Pas spécialement. Après, c'est sûr qu'on fait beaucoup plus attention quand on sort de chez nous, mais comme tout le monde. On ne va pas plus se protéger qu'une autre personne. On se protège tous de la même façon. Mais on fait moins de sortie, car c'est plus risqué par les temps qui courent. Je mets le masque, je garde mes distances, mais si j'ai envie de sortir boire un coup ou manger au restaurant, je ne m'en prive pas quand même. 

BQ : Craignez-vous que la pandémie, avec l'absence éventuelle de certains joueurs, fausse le championnat ? 

Non, parce qu'aujourd'hui, on a des effectifs de cinquante joueurs. Il faut donc arriver à jouer avec tout le monde tout au long de l'année. C'est comme les périodes de doublons avec les matchs internationaux, il faut faire sans ces joueurs là. Il y a aussi d'autres maladies ou des blessures qui peuvent intervenir dans l'année. Donc je ne pense pas que ça va changer grand chose. 

BQ : Même si elle s'est arrêtée brutalement, comme jugez-vous votre première saison au MHR ? 

Très bonne ! C'est allé très vite. Je suis arrivé, j'ai joué d'entrée à Castres. On a fait un super match, j'ai pris beaucoup de plaisir sur le terrain. En décembre, j'ai rencontré le staff de l'équipe de France. Je suis parti en janvier, j'ai joué un Tournoi des Six Nations, j'ai joué les quatre matchs titulaires C'est sûr que je ne pensais pas jouer autant de matchs avec Montpellier dès la première année, et encore moins avec l'équipe de France. 

BQ : Sur le plan collectif, la saison dernière a été moyenne. Qu'est-ce qui vous fait penser que la prochaine sera meilleure ? 

On a eu plus de temps pour la préparer, avec tous les joueurs dès le premier juillet. L'ambiance est super bonne. Plein de points positifs font qu'on sera prêt dès le début de saison à faire des grands matchs. En plus, il n'y a pas eu de tournée, dont tous les internationaux de chaque pays sont là. C'est aussi pour ça que je me dis que toutes les équipes seront prêtes pour faire des gros matchs. 

BQ : Vous étiez à Vannes il y a un peu plus d'un an. Avec le recul, qu'est ce qui vous a le plus surpris dans la découverte du haut niveau ? 
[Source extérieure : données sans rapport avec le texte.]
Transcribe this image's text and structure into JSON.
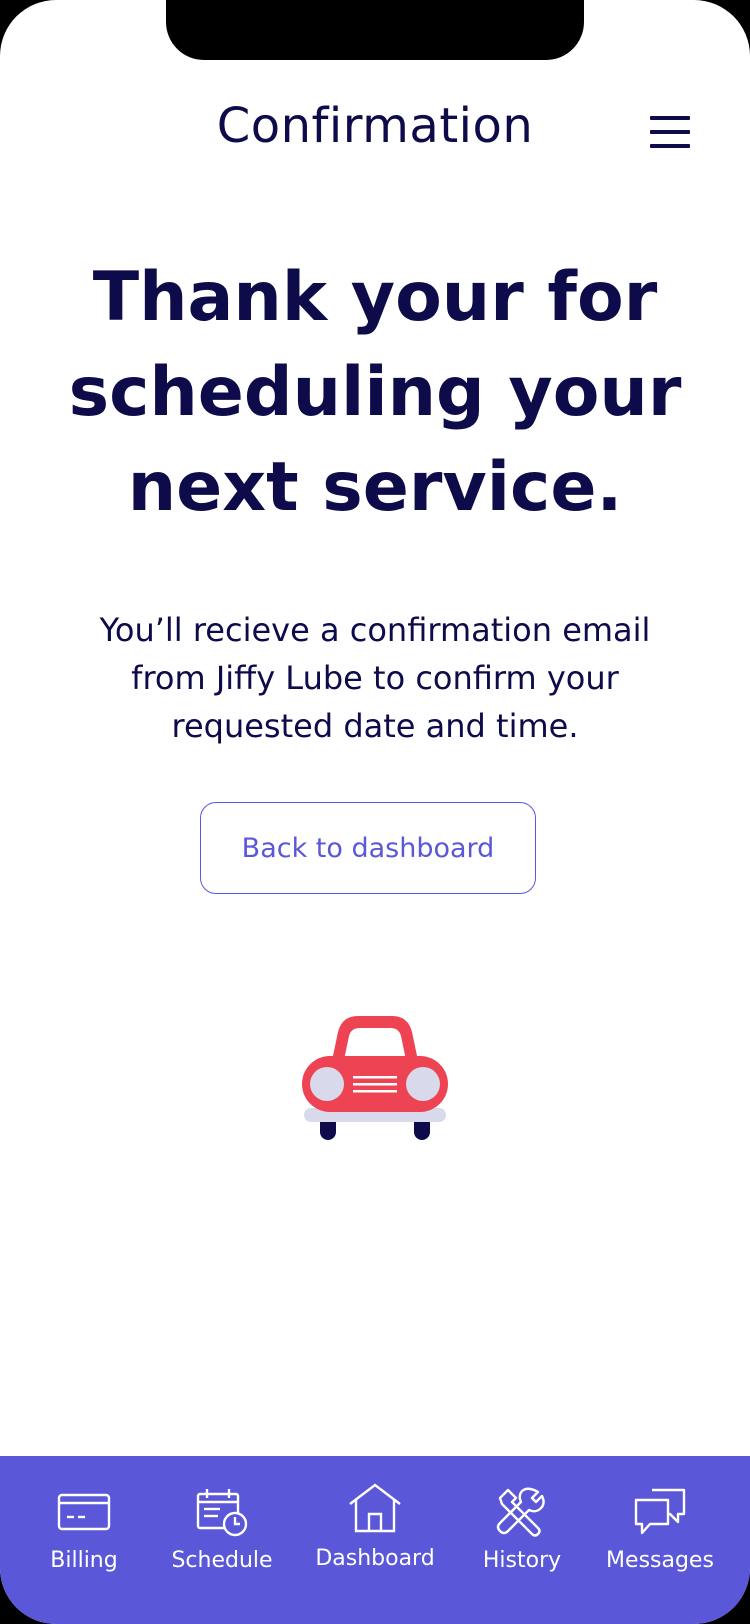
{
  "header": {
    "title": "Confirmation",
    "menu_icon": "hamburger-menu-icon"
  },
  "main": {
    "headline": "Thank your for scheduling your next service.",
    "message": "You’ll recieve a confirmation email from Jiffy Lube to confirm your requested date and time.",
    "dashboard_button_label": "Back to dashboard",
    "illustration_icon": "car-icon"
  },
  "tab_bar": {
    "items": [
      {
        "label": "Billing",
        "icon": "credit-card-icon"
      },
      {
        "label": "Schedule",
        "icon": "calendar-clock-icon"
      },
      {
        "label": "Dashboard",
        "icon": "home-icon"
      },
      {
        "label": "History",
        "icon": "tools-icon"
      },
      {
        "label": "Messages",
        "icon": "chat-bubbles-icon"
      }
    ]
  },
  "colors": {
    "primary_text": "#0d0b4a",
    "accent": "#5a57d8",
    "car_body": "#ee4352",
    "car_lights": "#d8daec",
    "background": "#ffffff"
  }
}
La vitesse du jeu, l'intelligence des joueurs, l'absence de temps morts, le ballon vit toujours en l'air, les joueurs sont toujours debout. Chaque équipe a l'ambition de produire du jeu. En Pro D2, c'est un peu plus haché. Même s'il y a de très jolis matchs, il y a plus de mêlées, de ballons portés. 

BQ : La jauge de 5.000 supporters, vous en pensez quoi ?

C'est évidemment dommage de ne pas pouvoir remplir les stades, parce qu'on joue aussi pour ça, pour entendre du bruit. On va rester patient, en espérant pouvoir avoir plus de monde au mois de novembre. Aujourd'hui, avoir 5.000 personnes, c'est déjà bien. C'est mieux que rien. On va faire avec et croiser les doigts.